Web applications like Google Apps carry a different ethos and are more naturally seen as services, not packaged products. Many companies are even outsourcing their most valuable daily tool, internal communication, to external services like Slack and Flowdock. This is like privatisation of communal water works, only to curse high necessity prices later. To me that is a much harder a dependency than a cancellable subscription to an IDE.

Having access to the latest can give businesses a significant competitive edge. This is why it's fair to charge more for productivity applications than entertainment. Music and video subscriptions are for wasting time and have no (direct) return on investment. Worst investment ever - yet that's what millions of people do and voluntary market as the best thing since sliced bread and strong psyche medication.

This is why I've got no issues in paying twenty bucks a month for having access to software that helps me 20 days out of 30 in a month. I know costs add up, but as a business leader I would critically evaluate their policies on subscriptions and changing the mindset of software from a durable good to a consumable.
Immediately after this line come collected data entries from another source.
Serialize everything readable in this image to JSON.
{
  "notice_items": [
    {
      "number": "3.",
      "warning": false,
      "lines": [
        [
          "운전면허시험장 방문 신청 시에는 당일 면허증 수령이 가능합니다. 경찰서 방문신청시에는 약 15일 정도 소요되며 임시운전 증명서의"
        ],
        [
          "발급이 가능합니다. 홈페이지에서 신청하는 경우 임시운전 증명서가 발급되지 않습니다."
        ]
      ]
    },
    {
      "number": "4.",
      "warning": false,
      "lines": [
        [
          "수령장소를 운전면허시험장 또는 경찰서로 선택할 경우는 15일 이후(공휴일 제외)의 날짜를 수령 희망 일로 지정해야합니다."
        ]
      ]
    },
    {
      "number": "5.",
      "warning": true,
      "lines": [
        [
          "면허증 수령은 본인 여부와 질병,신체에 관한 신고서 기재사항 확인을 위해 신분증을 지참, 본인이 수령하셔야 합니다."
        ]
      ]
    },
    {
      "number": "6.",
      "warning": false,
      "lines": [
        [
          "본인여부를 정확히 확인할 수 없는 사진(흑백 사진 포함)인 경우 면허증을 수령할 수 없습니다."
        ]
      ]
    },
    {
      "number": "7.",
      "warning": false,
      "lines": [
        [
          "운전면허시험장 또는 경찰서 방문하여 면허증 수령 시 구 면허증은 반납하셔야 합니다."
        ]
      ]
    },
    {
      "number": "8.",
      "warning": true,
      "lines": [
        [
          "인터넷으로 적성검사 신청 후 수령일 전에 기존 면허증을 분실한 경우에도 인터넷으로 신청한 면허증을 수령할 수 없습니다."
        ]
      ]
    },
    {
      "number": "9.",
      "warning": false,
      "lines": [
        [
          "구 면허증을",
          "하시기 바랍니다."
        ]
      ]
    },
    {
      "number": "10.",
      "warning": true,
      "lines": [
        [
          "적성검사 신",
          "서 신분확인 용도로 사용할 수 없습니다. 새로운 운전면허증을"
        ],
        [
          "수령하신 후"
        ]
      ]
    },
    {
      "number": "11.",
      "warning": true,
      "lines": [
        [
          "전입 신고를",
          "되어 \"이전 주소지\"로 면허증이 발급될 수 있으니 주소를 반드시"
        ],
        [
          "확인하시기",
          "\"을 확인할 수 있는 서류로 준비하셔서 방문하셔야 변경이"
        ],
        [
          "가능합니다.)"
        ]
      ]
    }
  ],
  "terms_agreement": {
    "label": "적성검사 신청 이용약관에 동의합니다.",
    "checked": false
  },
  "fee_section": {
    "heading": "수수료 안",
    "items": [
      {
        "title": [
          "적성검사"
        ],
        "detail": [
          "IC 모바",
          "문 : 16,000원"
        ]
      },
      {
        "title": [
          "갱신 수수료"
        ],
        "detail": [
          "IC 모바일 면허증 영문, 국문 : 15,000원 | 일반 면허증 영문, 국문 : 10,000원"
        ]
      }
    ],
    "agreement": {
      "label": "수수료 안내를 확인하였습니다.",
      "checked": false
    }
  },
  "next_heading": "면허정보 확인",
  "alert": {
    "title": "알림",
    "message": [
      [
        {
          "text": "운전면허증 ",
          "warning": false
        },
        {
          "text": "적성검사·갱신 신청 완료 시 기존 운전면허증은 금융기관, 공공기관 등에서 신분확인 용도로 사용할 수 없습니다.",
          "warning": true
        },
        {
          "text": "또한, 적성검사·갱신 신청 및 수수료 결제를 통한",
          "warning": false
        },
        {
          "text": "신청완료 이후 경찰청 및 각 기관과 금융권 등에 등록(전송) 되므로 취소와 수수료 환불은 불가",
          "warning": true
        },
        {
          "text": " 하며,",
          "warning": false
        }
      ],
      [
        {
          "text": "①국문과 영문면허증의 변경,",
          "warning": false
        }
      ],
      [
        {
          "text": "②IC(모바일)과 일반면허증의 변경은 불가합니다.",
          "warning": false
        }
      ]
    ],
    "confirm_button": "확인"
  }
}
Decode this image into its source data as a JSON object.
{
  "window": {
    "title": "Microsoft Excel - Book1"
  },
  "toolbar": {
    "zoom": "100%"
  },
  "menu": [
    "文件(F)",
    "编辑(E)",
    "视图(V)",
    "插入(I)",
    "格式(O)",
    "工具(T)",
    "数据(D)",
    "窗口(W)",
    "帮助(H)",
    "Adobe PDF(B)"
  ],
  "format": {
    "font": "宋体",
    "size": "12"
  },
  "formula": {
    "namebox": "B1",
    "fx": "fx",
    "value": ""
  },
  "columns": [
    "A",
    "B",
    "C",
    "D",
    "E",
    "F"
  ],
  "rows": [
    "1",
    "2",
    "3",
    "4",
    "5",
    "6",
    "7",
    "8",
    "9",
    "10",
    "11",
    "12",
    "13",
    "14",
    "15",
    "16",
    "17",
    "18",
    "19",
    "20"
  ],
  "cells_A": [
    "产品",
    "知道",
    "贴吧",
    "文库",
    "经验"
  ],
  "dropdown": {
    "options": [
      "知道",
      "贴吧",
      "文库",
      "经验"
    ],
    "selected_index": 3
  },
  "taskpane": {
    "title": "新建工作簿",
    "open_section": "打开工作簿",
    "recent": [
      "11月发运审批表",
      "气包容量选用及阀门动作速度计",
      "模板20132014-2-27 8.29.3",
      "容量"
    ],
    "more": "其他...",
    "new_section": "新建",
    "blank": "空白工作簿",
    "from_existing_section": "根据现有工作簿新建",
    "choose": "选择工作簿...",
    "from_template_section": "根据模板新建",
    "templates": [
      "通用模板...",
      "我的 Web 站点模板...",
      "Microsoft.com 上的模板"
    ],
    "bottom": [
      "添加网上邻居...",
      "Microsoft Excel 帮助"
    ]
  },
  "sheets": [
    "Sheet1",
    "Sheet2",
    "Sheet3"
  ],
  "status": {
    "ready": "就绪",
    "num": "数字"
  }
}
Are you really in the business of filling your shelves with redundant software?

Update: Added this excellent comment from Reddit:

Because Netflix pulling a show mid-series is annoying, but software you rely on for work closing down mid-project destroys your business?

Because Netflix and Spotify offer a vast library of content, probably far more than you could ever watch or listen to in a lifetime, while subscription software typically offers a single product or set of products that you used to get as a one-off purchase?

Because Netflix and Spotify add lots of new content but you can take it or leave it, while subscription software may or may not actually add any new features for a while or, worse, may make changes you actively don't want?

Because the cost of buying a permanent copy of everything you watch on Netflix or listen to on Spotify would be far higher than the subscription cost, while the cost of buying a permanent copy of software typically works out far lower than the total subscription cost over the useful lifetime of the software? (And because this is often still true even after you factor in buying newer versions of permanently licensed software at upgrade rates?)